Adrenal fatigue occurs when we’ve been under a lot of physical, mental or emotional stress, especially for a prolonged period. We don’t just feel a bit tired, we feel extremely fatigued,…….we have brain fog……….. we may have gained weight…………… have elevated blood pressure……..experience hair loss……..moodiness and depression….. and in more serious cases, have become insulin resistant.

But once again let’s turn to food and see what we can do to help ourselves through tweaking our diet.
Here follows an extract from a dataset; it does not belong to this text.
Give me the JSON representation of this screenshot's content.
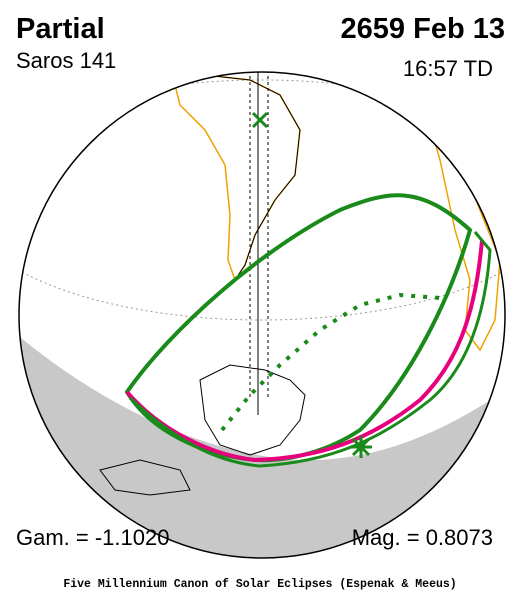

For a start you need to eliminate some foods that are undoubtedly putting a load on your body. In fact these are good for all of us to consider eliminating…
Caffeine…………alcohol…………white sugar……………white flour……………processed foods………..fried foods……………soda…………..artificial sweeteners.
What you want to eat are foods that are nutrient dense but easy to digest and have plenty of healthy fats and fibre.  Lean meat or fish…………., leafy green vegetables and cruciferous vegetables,……………. low sugar fruits,…………… coconut…………, nuts……………., seeds, ……………fermented foods

Timing when you eat is important as it helps regulate your blood sugar which in turn supports your adrenal glands. Eat regularly and don’t skip meals. When your body has adrenal fatigue it needs routine and balance so that your energy and cortisol levels are consistently maintained.

Even when you’re feeling the worst effects of adrenal fatigue you will really notice a difference if you tweak your diet in these simple ways.